NBA Top Shot’s peak trading days have since been dwarfed by sales in the summer. Bored Ape Yacht Club, another collection of avatars, made almost $100 million in an hour in late August in a public sale of a collection of 10,000 “mutant apes.”

While sales for NBA Top Shot have increased during the summer NFT boom, trading volumes have often stayed below $1 million a day, according to DappRadar, peaking at $3.8 million on August 7 and never hitting more than $3 million. In the entirety of August, NBA Top Shot mustered around $37 million in sales, less than that single blowout day in February.

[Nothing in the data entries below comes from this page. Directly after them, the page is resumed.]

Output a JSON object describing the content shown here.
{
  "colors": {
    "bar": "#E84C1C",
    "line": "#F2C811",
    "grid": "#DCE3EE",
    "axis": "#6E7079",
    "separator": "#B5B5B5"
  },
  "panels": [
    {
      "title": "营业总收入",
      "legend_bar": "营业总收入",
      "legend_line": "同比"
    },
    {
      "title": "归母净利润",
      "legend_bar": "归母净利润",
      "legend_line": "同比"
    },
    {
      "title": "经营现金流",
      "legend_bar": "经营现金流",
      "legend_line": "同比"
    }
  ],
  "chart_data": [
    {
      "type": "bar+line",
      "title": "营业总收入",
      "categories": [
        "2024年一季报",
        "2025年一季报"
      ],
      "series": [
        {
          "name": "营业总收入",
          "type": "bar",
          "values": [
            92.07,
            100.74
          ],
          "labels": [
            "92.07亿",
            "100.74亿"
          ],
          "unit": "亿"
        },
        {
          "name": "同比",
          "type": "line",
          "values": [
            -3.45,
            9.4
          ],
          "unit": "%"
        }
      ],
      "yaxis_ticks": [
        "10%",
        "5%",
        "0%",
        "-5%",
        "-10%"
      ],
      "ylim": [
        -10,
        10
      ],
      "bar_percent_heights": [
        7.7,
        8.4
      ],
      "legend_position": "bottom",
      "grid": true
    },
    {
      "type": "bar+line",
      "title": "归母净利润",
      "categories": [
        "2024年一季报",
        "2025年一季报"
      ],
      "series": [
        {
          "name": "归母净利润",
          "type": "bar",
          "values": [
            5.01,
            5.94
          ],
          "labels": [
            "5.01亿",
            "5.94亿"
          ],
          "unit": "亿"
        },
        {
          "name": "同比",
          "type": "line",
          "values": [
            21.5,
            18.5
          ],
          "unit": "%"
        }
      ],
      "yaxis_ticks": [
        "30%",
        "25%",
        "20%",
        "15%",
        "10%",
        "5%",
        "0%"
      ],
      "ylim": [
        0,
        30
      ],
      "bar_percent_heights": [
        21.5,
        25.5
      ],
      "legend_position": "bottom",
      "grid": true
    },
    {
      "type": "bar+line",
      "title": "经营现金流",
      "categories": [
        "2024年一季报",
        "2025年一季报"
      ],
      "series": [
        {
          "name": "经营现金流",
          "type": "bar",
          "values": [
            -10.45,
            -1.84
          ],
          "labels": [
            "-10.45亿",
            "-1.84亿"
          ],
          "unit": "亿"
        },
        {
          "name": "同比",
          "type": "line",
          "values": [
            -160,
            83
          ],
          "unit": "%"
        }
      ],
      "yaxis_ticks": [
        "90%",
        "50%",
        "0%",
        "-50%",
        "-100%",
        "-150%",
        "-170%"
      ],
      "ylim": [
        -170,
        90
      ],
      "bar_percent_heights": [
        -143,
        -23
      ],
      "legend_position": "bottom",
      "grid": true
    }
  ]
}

Is this to say that NBA Top Shot is a dying project? It’s certainly lost some of the momentum it mustered at the start of 2021. However, the NBA is a global force, and a new season could always rejuvenate interest. Part of the downturn could also be because the Flow blockchain, which is far newer compared to Ethereum, struggled to meet demand.

That said, it should be noted that Flow is far, far cheaper than Ethereum. Buying a set of 15 audio samples on CryptoJingles, an audio-based NFT project from 2018, costs about $600 in transaction fees. Although Ethereum developers are working on an upgrade that should speed things up in due course, Flow is certainly the cheaper platform for now.

In late August, NBA Top Shot announced it would head into the WNBA. It also launched moments that fans could only buy if they attended Summer League games in Las Vegas.

One limitation: Although the moments are NFTs, they lack one core feature of NFTs on other platforms, including Ethereum. So you can’t freely trade them between wallets. To gift our card on the platform, we have to wait a month after creating an account, own 20 moments and hold the card for a week. You can also only sell cards on the NBA Top Shot marketplace, and can’t sell them on decentralized NFT marketplaces or third-party NFT marketplaces, like OpenSea. Trading must remain within the NBA Top Shot ecosystem.

The NBA isn’t the only sports league to get involved in cryptocurrencies. American football cards could sell for millions of dollars back in March. Five NFTs minted by five-time Super Bowl Champion Rob Gronkowski sold for $1.6 million in March.

And soccer is eating up the crypto market at a rapid clip. Sorare, a soccer NFT project based on Ethereum, is the twelfth-largest NFT project, with $73 million in all-time sales.